Sunday, June 26, 2005

IRS probing possible data security breaches


IRS probing possible data security breaches

By Caroline Drees, Security Correspondent

WASHINGTON (Reuters) - The Internal Revenue Service is investigating whether unauthorized people gained access to sensitive taxpayer and bank account information but has not yet exposed any privacy breaches, an official said on Friday.

The U.S. tax agency -- whose databases include suspicious activity reports from banks about possible terrorist or criminal transactions -- launched the probe after the Government Accountability Office said in April that the IRS "routinely permitted excessive access" to the computer files.

The GAO team was able to tap into the data without authorization, and gleaned information such as bank account holders' names, social security numbers, transaction values, and any suspected terrorist activity.
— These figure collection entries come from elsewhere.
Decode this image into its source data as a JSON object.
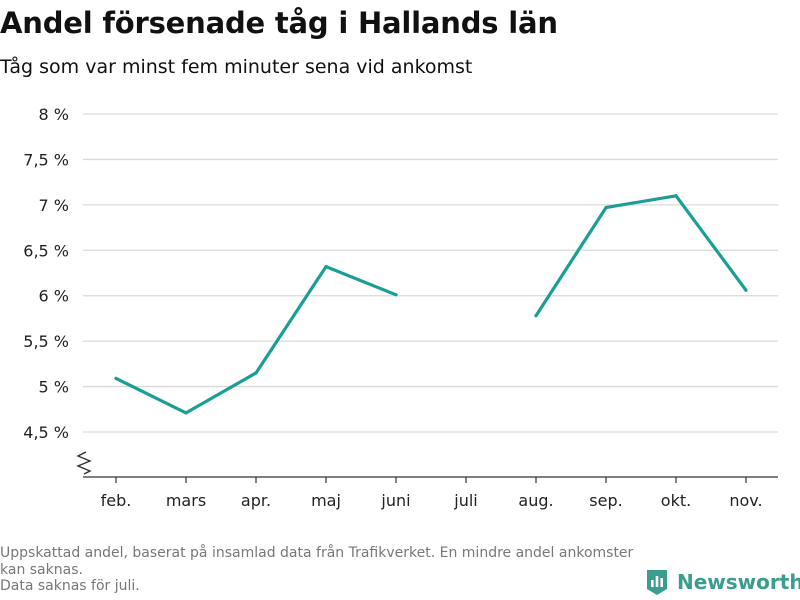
{
  "header": {
    "title": "Andel försenade tåg i Hallands län",
    "subtitle": "Tåg som var minst fem minuter sena vid ankomst"
  },
  "footnote": {
    "line1": "Uppskattad andel, baserat på insamlad data från Trafikverket. En mindre andel ankomster kan saknas.",
    "line2": "Data saknas för juli."
  },
  "brand": {
    "name": "Newsworthy",
    "color": "#3a9d8e",
    "icon": "bar-chart-icon"
  },
  "colors": {
    "line": "#1a9e95",
    "grid": "#d9d9d9",
    "axis": "#333333"
  },
  "chart_data": {
    "type": "line",
    "categories": [
      "feb.",
      "mars",
      "apr.",
      "maj",
      "juni",
      "juli",
      "aug.",
      "sep.",
      "okt.",
      "nov."
    ],
    "series": [
      {
        "values": [
          5.09,
          4.71,
          5.15,
          6.32,
          6.01,
          null,
          5.78,
          6.97,
          7.1,
          6.06
        ]
      }
    ],
    "ylim": [
      4.5,
      8
    ],
    "yticks": [
      {
        "value": 8,
        "label": "8 %"
      },
      {
        "value": 7.5,
        "label": "7,5 %"
      },
      {
        "value": 7,
        "label": "7 %"
      },
      {
        "value": 6.5,
        "label": "6,5 %"
      },
      {
        "value": 6,
        "label": "6 %"
      },
      {
        "value": 5.5,
        "label": "5,5 %"
      },
      {
        "value": 5,
        "label": "5 %"
      },
      {
        "value": 4.5,
        "label": "4,5 %"
      }
    ],
    "axis_break": true,
    "grid": true,
    "xlabel": "",
    "ylabel": ""
  }
}
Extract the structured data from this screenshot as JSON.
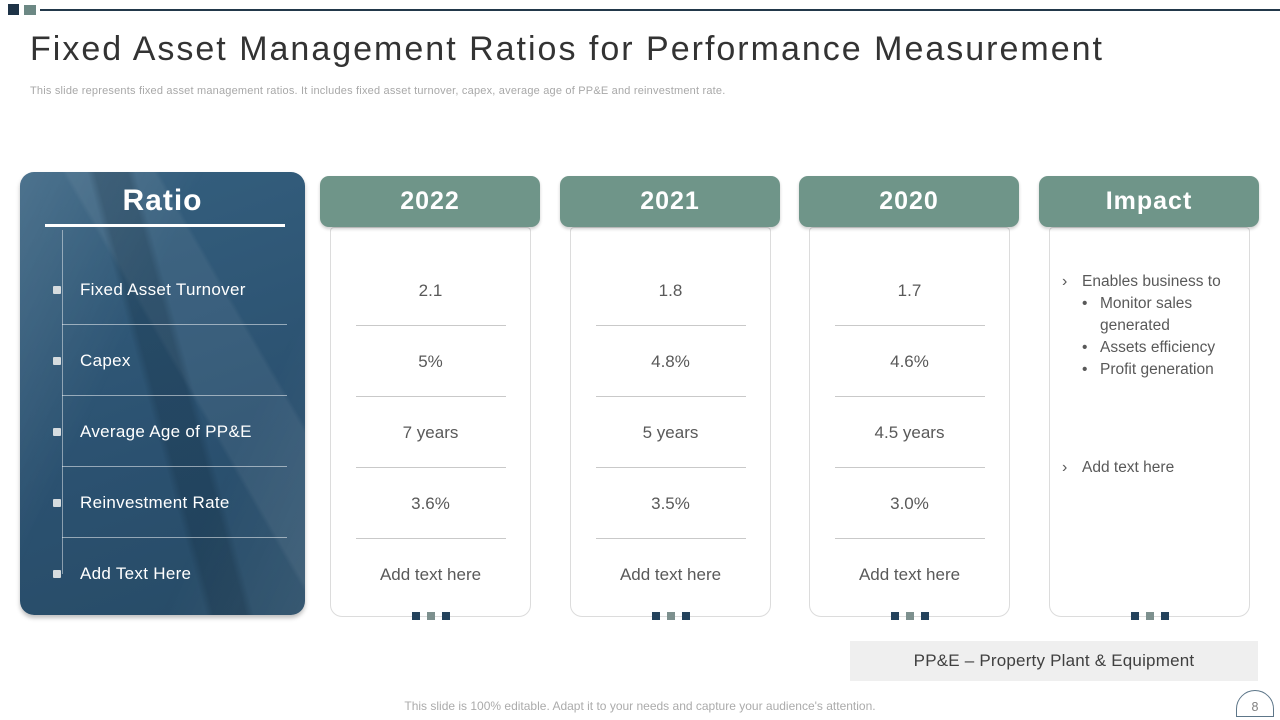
{
  "slide": {
    "title": "Fixed Asset Management Ratios for Performance Measurement",
    "subtitle": "This slide represents fixed asset management ratios. It includes fixed asset turnover, capex, average age of PP&E and reinvestment rate.",
    "footer": "This slide is 100% editable. Adapt it to your needs and capture your audience's attention.",
    "note": "PP&E – Property Plant & Equipment",
    "page_number": "8"
  },
  "icons": {
    "chevron_bullet": "›",
    "dot_bullet": "•"
  },
  "colors": {
    "accent_teal": "#6F9589",
    "panel_navy": "#2E5878",
    "top_line_navy": "#22384A",
    "dot_navy": "#24435C",
    "dot_gray": "#7D908E"
  },
  "table": {
    "ratio_header": "Ratio",
    "ratios": [
      "Fixed Asset Turnover",
      "Capex",
      "Average Age of PP&E",
      "Reinvestment Rate",
      "Add Text Here"
    ],
    "columns": [
      {
        "header": "2022",
        "values": [
          "2.1",
          "5%",
          "7 years",
          "3.6%",
          "Add text here"
        ]
      },
      {
        "header": "2021",
        "values": [
          "1.8",
          "4.8%",
          "5 years",
          "3.5%",
          "Add text here"
        ]
      },
      {
        "header": "2020",
        "values": [
          "1.7",
          "4.6%",
          "4.5 years",
          "3.0%",
          "Add text here"
        ]
      }
    ],
    "impact": {
      "header": "Impact",
      "items": [
        {
          "text": "Enables business to",
          "subitems": [
            "Monitor sales generated",
            "Assets efficiency",
            "Profit generation"
          ]
        },
        {
          "text": "Add text here",
          "subitems": []
        }
      ]
    }
  }
}
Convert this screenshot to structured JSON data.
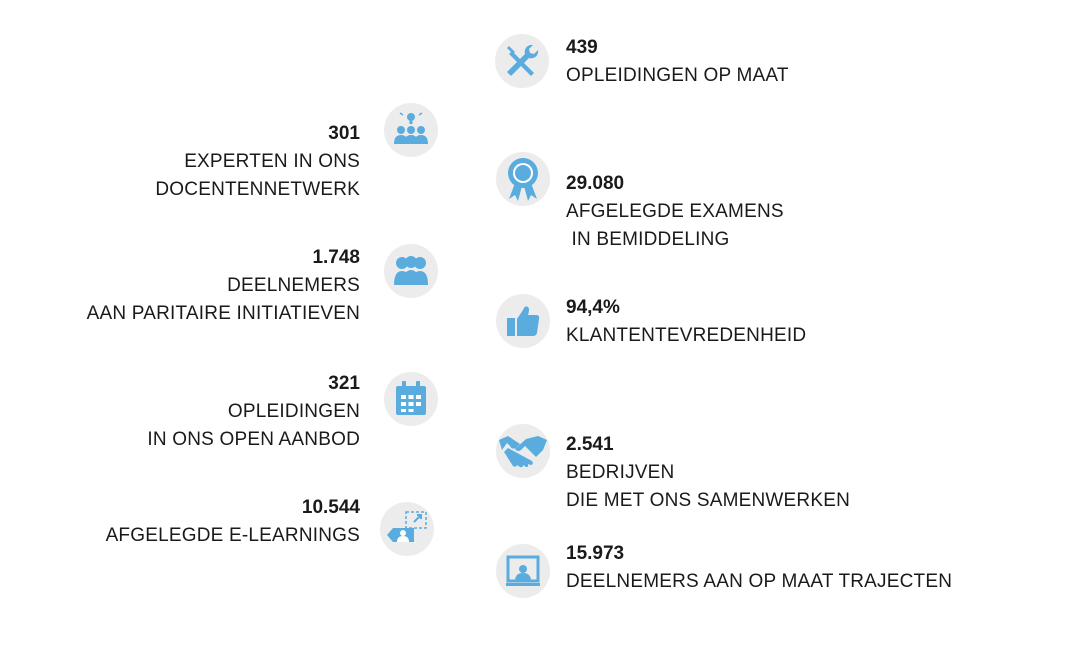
{
  "colors": {
    "icon_blue": "#5aacdf",
    "icon_bg": "#ececec",
    "text": "#1a1a1a"
  },
  "stats": [
    {
      "value": "439",
      "lines": [
        "OPLEIDINGEN OP MAAT"
      ],
      "icon": "tools-icon"
    },
    {
      "value": "301",
      "lines": [
        "EXPERTEN IN ONS",
        "DOCENTENNETWERK"
      ],
      "icon": "experts-lightbulb-icon"
    },
    {
      "value": "29.080",
      "lines": [
        "AFGELEGDE EXAMENS",
        " IN BEMIDDELING"
      ],
      "icon": "award-ribbon-icon"
    },
    {
      "value": "1.748",
      "lines": [
        "DEELNEMERS",
        "AAN PARITAIRE INITIATIEVEN"
      ],
      "icon": "group-icon"
    },
    {
      "value": "94,4%",
      "lines": [
        "KLANTENTEVREDENHEID"
      ],
      "icon": "thumbs-up-icon"
    },
    {
      "value": "321",
      "lines": [
        "OPLEIDINGEN",
        "IN ONS OPEN AANBOD"
      ],
      "icon": "calendar-icon"
    },
    {
      "value": "2.541",
      "lines": [
        "BEDRIJVEN",
        "DIE MET ONS SAMENWERKEN"
      ],
      "icon": "handshake-icon"
    },
    {
      "value": "10.544",
      "lines": [
        "AFGELEGDE E-LEARNINGS"
      ],
      "icon": "e-learning-icon"
    },
    {
      "value": "15.973",
      "lines": [
        "DEELNEMERS AAN OP MAAT TRAJECTEN"
      ],
      "icon": "presentation-screen-icon"
    }
  ]
}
It said the data was at serious risk of disclosure, modification or destruction.

"There is no evidence that anyone who was not authorized accessed the data outside the GAO," said Sheri James, a spokeswoman for the Treasury's Financial Crimes Enforcement Network (FinCEN), which is working with the IRS to address the concerns of the GAO, the investigative arm of Congress.

"The assessment remains ongoing at this time," James said.

IRS officials were not immediately available for comment.

FinCEN is responsible for administering the Bank Secrecy Act, under which banks must file suspicious activity reports on transactions they believe could be linked to money laundering or terrorism financing. The IRS stores this data for FinCEN.

As their name suggests, these reports are filed based on suspicions, not necessarily proof, and the vast majority never lead to investigations or prosecutions.

Unauthorized access to the information held by the IRS raises concerns about the privacy rights and civil liberties of innocent banking clients as well as ordinary taxpayers.

From October, when FinCEN rolls out a new computer system called BSA Direct, the agency will for the first time take control of all BSA data from filing to dissemination, which it hopes will significantly bolster data security.

Taxpayer data will remain with the IRS, which the Treasury says is addressing its "computer security deficiencies."

Concerns about privacy violations through weak computer security are mounting in the United States, where a string of companies this year have reported stolen or misappropriated customer data, including Bank of America Corp., ChoicePoint Inc. and Reed Elsevier .

Since ChoicePoint announced in February that it mistakenly sold 145,000 consumer profiles to a ring of identity thieves, dozens of other organizations, from banks to universities, have announced security breaches of their own.